Fixed income markets also posted positive results. Yield curves bull-flattened as unrelenting appetite for longer-dated bonds drove yields lower. The 10 year treasury yield stumbled as policymakers wrangled over another stimulus package aimed at restoring emergency jobless benefits that expired at month-end, while some high frequency data revealed that the recovery faltered somewhat after several states halted their reopening plans. The Federal Reserve stepped-up and vowed to do whatever it takes to support the recovery, which added to the downside pressure in bond yields throughout the month. Meanwhile, the rebound in crude prices and speculation for a reacceleration in global growth prompted a revival in US inflation expectations, which drove real rates to new lows.
The greenback slid by the most in a decade in July amid declining treasury rates, record-low real yields, and buoyant risk appetite. The euro advanced to the highest level since May 2018 following the approval of the European Union’s rescue plan, while the pound recouped its COVID-induced losses and posted its biggest monthly gain since 2009. The Japanese yen strengthened as its appeal as a haven grew, while the widespread move out of the US dollar and the latest rally in crude prices boosted the Canadian dollar.
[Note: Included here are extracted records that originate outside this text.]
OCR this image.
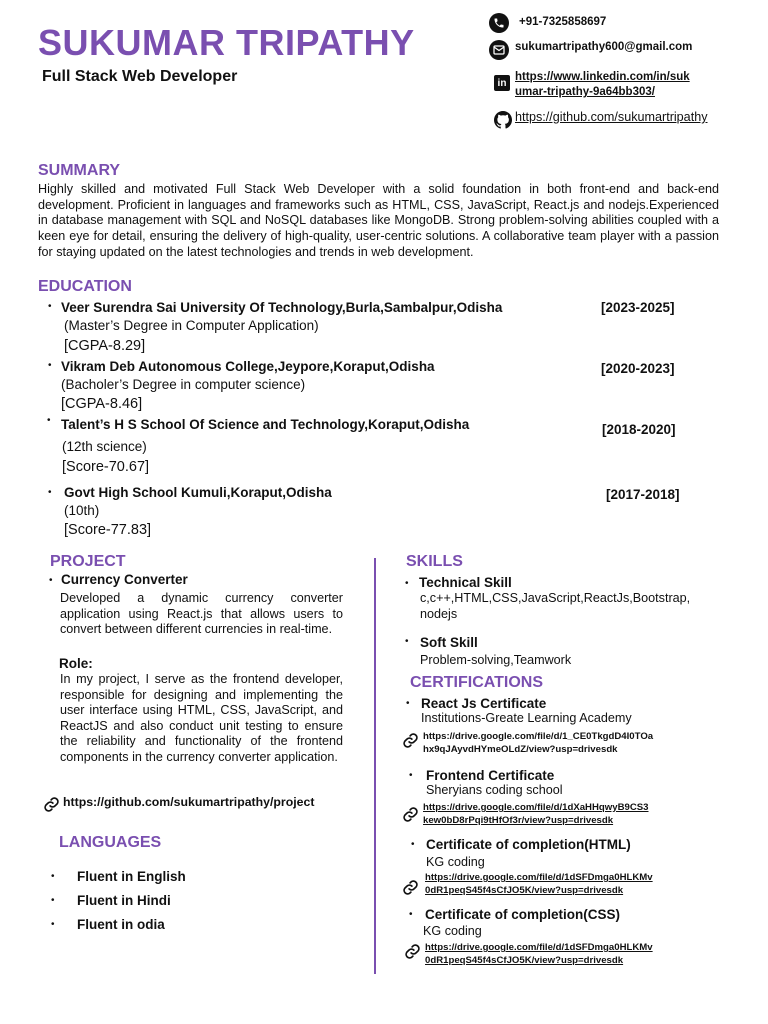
SUKUMAR TRIPATHY
Full Stack Web Developer
+91-7325858697
sukumartripathy600@gmail.com
in https://www.linkedin.com/in/suk
umar-tripathy-9a64bb303/
https://github.com/sukumartripathy
SUMMARY
Highly skilled and motivated Full Stack Web Developer with a solid foundation in both front-end and back-end development. Proficient in languages and frameworks such as HTML, CSS, JavaScript, React.js and nodejs.Experienced in database management with SQL and NoSQL databases like MongoDB. Strong problem-solving abilities coupled with a keen eye for detail, ensuring the delivery of high-quality, user-centric solutions. A collaborative team player with a passion for staying updated on the latest technologies and trends in web development.
EDUCATION
• Veer Surendra Sai University Of Technology,Burla,Sambalpur,Odisha	[2023-2025]
(Master’s Degree in Computer Application)
[CGPA-8.29]
• Vikram Deb Autonomous College,Jeypore,Koraput,Odisha	[2020-2023]
(Bacholer’s Degree in computer science)
[CGPA-8.46]
• Talent’s H S School Of Science and Technology,Koraput,Odisha	[2018-2020]
(12th science)
[Score-70.67]
• Govt High School Kumuli,Koraput,Odisha	[2017-2018]
(10th)
[Score-77.83]
PROJECT
• Currency Converter
Developed a dynamic currency converter application using React.js that allows users to convert between different currencies in real-time.
Role:
In my project, I serve as the frontend developer, responsible for designing and implementing the user interface using HTML, CSS, JavaScript, and ReactJS and also conduct unit testing to ensure the reliability and functionality of the frontend components in the currency converter application.
https://github.com/sukumartripathy/project
LANGUAGES
• Fluent in English
• Fluent in Hindi
• Fluent in odia
SKILLS
• Technical Skill
c,c++,HTML,CSS,JavaScript,ReactJs,Bootstrap,
nodejs
• Soft Skill
Problem-solving,Teamwork
CERTIFICATIONS
• React Js Certificate
Institutions-Greate Learning Academy
https://drive.google.com/file/d/1_CE0TkgdD4I0TOa
hx9qJAyvdHYmeOLdZ/view?usp=drivesdk
• Frontend Certificate
Sheryians coding school
https://drive.google.com/file/d/1dXaHHqwyB9CS3
kew0bD8rPqi9tHfOf3r/view?usp=drivesdk
• Certificate of completion(HTML)
KG coding
https://drive.google.com/file/d/1dSFDmga0HLKMv
0dR1peqS45f4sCfJO5K/view?usp=drivesdk
• Certificate of completion(CSS)
KG coding
https://drive.google.com/file/d/1dSFDmga0HLKMv
0dR1peqS45f4sCfJO5K/view?usp=drivesdk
US dollar softness was a tailwind for the broad commodity spectrum in July. Gold thrived and hit fresh highs as softer dollar conditions and record-low real interest rates underpinned prices, while oil managed to hold above $40/barrel ahead of OPEC+ plans to return some supply to the market. Copper gained after Chinese factory data revealed ongoing momentum in the recovery for the world’s largest consumer of the red metal, while stockpiles saw the biggest monthly drop since 2009 thanks to a revival in demand from both Asia and Europe.